Synchronous Upstream Clients

Client Endpoint Failure mapping
User Service eligibility POST {LOBBY_USER_SERVICE_BASE_URL}/api/v1/internal/users/{user_id}/lobby-eligibility Network or non-2xx → 503 service_unavailable; permanent_block404 subject_not_found.
Game Master register-runtime POST {LOBBY_GM_BASE_URL}/api/v1/internal/games/{game_id}/register-runtime Network or non-2xx → forced-pause path (paused + lobby.runtime_paused_after_start).
Game Master liveness probe GET {LOBBY_GM_BASE_URL}/api/v1/internal/healthz Used during lobby.game.resume; failure surfaces as 503 service_unavailable.

Stream Offsets

Each consumer persists its position under a dedicated key so process restart preserves stream progress.
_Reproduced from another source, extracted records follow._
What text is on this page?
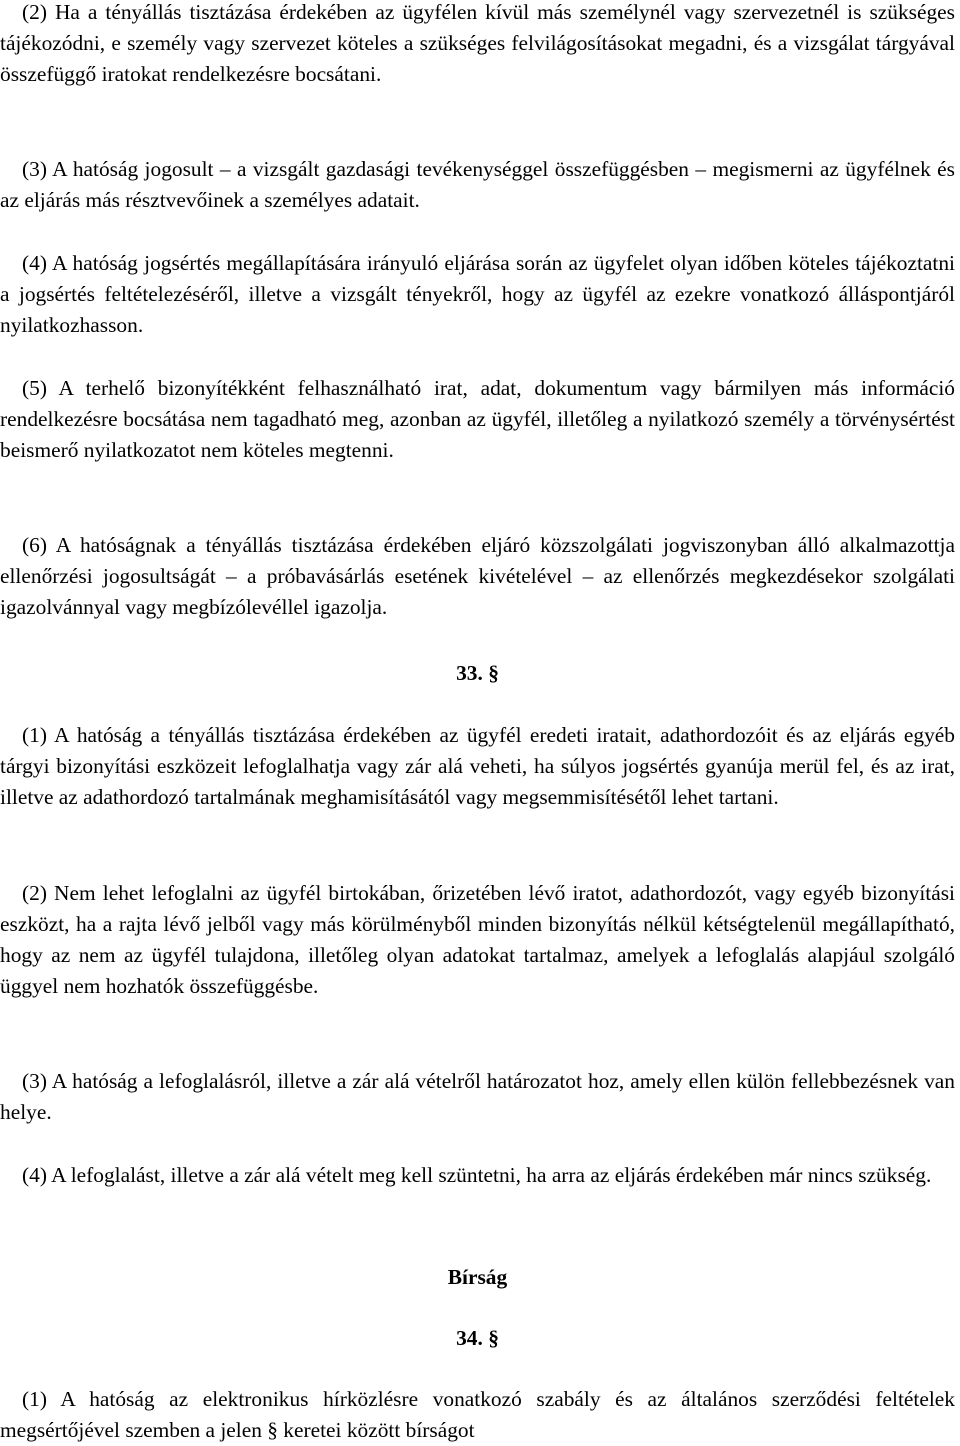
(2) Ha a tényállás tisztázása érdekében az ügyfélen kívül más személynél vagy szervezetnél is szükséges tájékozódni, e személy vagy szervezet köteles a szükséges felvilágosításokat megadni, és a vizsgálat tárgyával összefüggő iratokat rendelkezésre bocsátani.

(3) A hatóság jogosult – a vizsgált gazdasági tevékenységgel összefüggésben – megismerni az ügyfélnek és az eljárás más résztvevőinek a személyes adatait.

(4) A hatóság jogsértés megállapítására irányuló eljárása során az ügyfelet olyan időben köteles tájékoztatni a jogsértés feltételezéséről, illetve a vizsgált tényekről, hogy az ügyfél az ezekre vonatkozó álláspontjáról nyilatkozhasson.

(5) A terhelő bizonyítékként felhasználható irat, adat, dokumentum vagy bármilyen más információ rendelkezésre bocsátása nem tagadható meg, azonban az ügyfél, illetőleg a nyilatkozó személy a törvénysértést beismerő nyilatkozatot nem köteles megtenni.

(6) A hatóságnak a tényállás tisztázása érdekében eljáró közszolgálati jogviszonyban álló alkalmazottja ellenőrzési jogosultságát – a próbavásárlás esetének kivételével – az ellenőrzés megkezdésekor szolgálati igazolvánnyal vagy megbízólevéllel igazolja.

33. §

(1) A hatóság a tényállás tisztázása érdekében az ügyfél eredeti iratait, adathordozóit és az eljárás egyéb tárgyi bizonyítási eszközeit lefoglalhatja vagy zár alá veheti, ha súlyos jogsértés gyanúja merül fel, és az irat, illetve az adathordozó tartalmának meghamisításától vagy megsemmisítésétől lehet tartani.

(2) Nem lehet lefoglalni az ügyfél birtokában, őrizetében lévő iratot, adathordozót, vagy egyéb bizonyítási eszközt, ha a rajta lévő jelből vagy más körülményből minden bizonyítás nélkül kétségtelenül megállapítható, hogy az nem az ügyfél tulajdona, illetőleg olyan adatokat tartalmaz, amelyek a lefoglalás alapjául szolgáló üggyel nem hozhatók összefüggésbe.

(3) A hatóság a lefoglalásról, illetve a zár alá vételről határozatot hoz, amely ellen külön fellebbezésnek van helye.

(4) A lefoglalást, illetve a zár alá vételt meg kell szüntetni, ha arra az eljárás érdekében már nincs szükség.

Bírság

34. §

(1) A hatóság az elektronikus hírközlésre vonatkozó szabály és az általános szerződési feltételek megsértőjével szemben a jelen § keretei között bírságot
Stream Offset key Read block timeout env
gm:lobby_events lobby:stream_offsets:gm_events LOBBY_GM_EVENTS_READ_BLOCK_TIMEOUT
runtime:job_results lobby:stream_offsets:runtime_results LOBBY_RUNTIME_JOB_RESULTS_READ_BLOCK_TIMEOUT
user:lifecycle_events lobby:stream_offsets:user_lifecycle LOBBY_USER_LIFECYCLE_READ_BLOCK_TIMEOUT

Stream lag is exposed through observable gauges lobby.gm_events.oldest_unprocessed_age_ms, lobby.runtime_results.oldest_unprocessed_age_ms, and lobby.user_lifecycle.oldest_unprocessed_age_ms. The probe samples the oldest entry whose ID is greater than the persisted offset; when a consumer lags or stalls, the gauge climbs and stays high.

Configuration Groups

The full env-var list with defaults lives in ../README.md §Configuration. The groups below summarize the structure:

  • RequiredLOBBY_REDIS_ADDR, LOBBY_USER_SERVICE_BASE_URL, LOBBY_GM_BASE_URL.
  • Process and loggingLOBBY_SHUTDOWN_TIMEOUT, LOBBY_LOG_LEVEL.
  • HTTP listenersLOBBY_PUBLIC_HTTP_*, LOBBY_INTERNAL_HTTP_*.
  • Redis connectivityLOBBY_REDIS_USERNAME, LOBBY_REDIS_PASSWORD, LOBBY_REDIS_DB, LOBBY_REDIS_TLS_ENABLED, LOBBY_REDIS_OPERATION_TIMEOUT.
  • StreamsLOBBY_GM_EVENTS_STREAM, LOBBY_RUNTIME_START_JOBS_STREAM, LOBBY_RUNTIME_STOP_JOBS_STREAM, LOBBY_RUNTIME_JOB_RESULTS_STREAM, LOBBY_NOTIFICATION_INTENTS_STREAM, LOBBY_USER_LIFECYCLE_STREAM.
  • Upstream clientsLOBBY_USER_SERVICE_TIMEOUT, LOBBY_GM_TIMEOUT.
  • WorkersLOBBY_ENROLLMENT_AUTOMATION_INTERVAL, LOBBY_RACE_NAME_EXPIRATION_INTERVAL, LOBBY_RACE_NAME_DIRECTORY_BACKEND.
  • Telemetry — standard OTEL_* plus LOBBY_OTEL_STDOUT_TRACES_ENABLED, LOBBY_OTEL_STDOUT_METRICS_ENABLED.

Runtime Notes

  • Game Lobby owns platform game state. Game Master may cache snapshots but is not the source of truth.
  • The Race Name Directory ships a Redis adapter and an in-process stub; the stub is intended for unit tests and is selected via LOBBY_RACE_NAME_DIRECTORY_BACKEND=stub.
  • A permanent_block or deleted event from User Service fans out asynchronously through the user:lifecycle_events consumer; in-flight games owned by the affected user receive a stop-job and transition to cancelled via the external_block trigger.
  • notification:intents publishes are best-effort: a failed publish is logged and counted but does not roll back the committed business state.